There is no knowing what caused her to glance through the car's rear door and the windows of the empty caboose beyond it. The conductor manning the caboose had gone forward to help with the new passengers boarding at Sulfur Springs. So, there was no one behind to notice before she did.
It took a moment for Emily's mind to understand the import of the sight. She glanced to either side of the train.
"The trestle is too high and narrow -- nowhere to go," Emily's heart began pounding. Glancing beyond that to the milky brown swirling waters of whatever river they were over, it was swollen with late July rains and clogged with debris from some flood upstream.
No chance there.
"Children, run to the front of the train," She took the older girl and pushed her toward the front.
"I am sorry, miss, what?" The girl looked confused; the boys, more intent on their penny than her instructions, could not understand.

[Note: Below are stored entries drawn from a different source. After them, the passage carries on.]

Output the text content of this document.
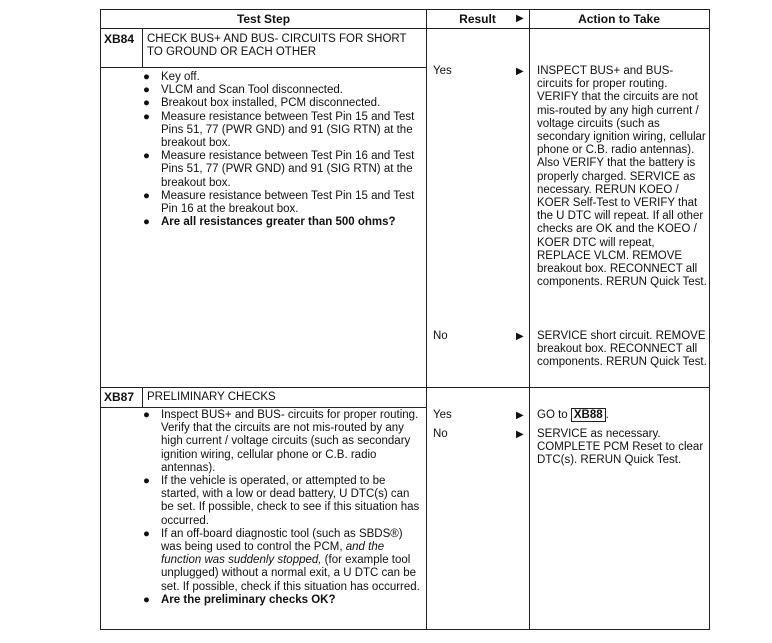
Test Step	Result	Action to Take
▶
XB84 CHECK BUS+ AND BUS- CIRCUITS FOR SHORT TO GROUND OR EACH OTHER
● Key off.
● VLCM and Scan Tool disconnected.
● Breakout box installed, PCM disconnected.
● Measure resistance between Test Pin 15 and Test Pins 51, 77 (PWR GND) and 91 (SIG RTN) at the breakout box.
● Measure resistance between Test Pin 16 and Test Pins 51, 77 (PWR GND) and 91 (SIG RTN) at the breakout box.
● Measure resistance between Test Pin 15 and Test Pin 16 at the breakout box.
● Are all resistances greater than 500 ohms?
Yes	▶ INSPECT BUS+ and BUS- circuits for proper routing. VERIFY that the circuits are not mis-routed by any high current / voltage circuits (such as secondary ignition wiring, cellular phone or C.B. radio antennas). Also VERIFY that the battery is properly charged. SERVICE as necessary. RERUN KOEO / KOER Self-Test to VERIFY that the U DTC will repeat. If all other checks are OK and the KOEO / KOER DTC will repeat, REPLACE VLCM. REMOVE breakout box. RECONNECT all components. RERUN Quick Test.
No	▶ SERVICE short circuit. REMOVE breakout box. RECONNECT all components. RERUN Quick Test.
XB87 PRELIMINARY CHECKS
● Inspect BUS+ and BUS- circuits for proper routing. Verify that the circuits are not mis-routed by any high current / voltage circuits (such as secondary ignition wiring, cellular phone or C.B. radio antennas).
● If the vehicle is operated, or attempted to be started, with a low or dead battery, U DTC(s) can be set. If possible, check to see if this situation has occurred.
● If an off-board diagnostic tool (such as SBDS®) was being used to control the PCM, and the function was suddenly stopped, (for example tool unplugged) without a normal exit, a U DTC can be set. If possible, check if this situation has occurred.
● Are the preliminary checks OK?
Yes	▶ GO to XB88 .
No	▶ SERVICE as necessary. COMPLETE PCM Reset to clear DTC(s). RERUN Quick Test.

"Listen to me, all of you; run to the engine now!" Emily was trying not to sound as panicked as she felt; panic would not help her with the children; however, the intensity of her voice got them moving.
"But what of Mama and Papa?" The girl pled while pulling her brothers behind her.
"I will get them; now run!" Emily's voice was shrill as she shook Margaret awake. "Margaret, there is a train; you must run now!"
Emily did the same with the parents, who were so dozy they did not understand, but she had a baby and no time. So, she left the addled adults and screamed as she ran, "Run, there is a train on the tracks! Run!"
She continued to scream for them to run until her scream blended into that of the steam whistle as metal met metal.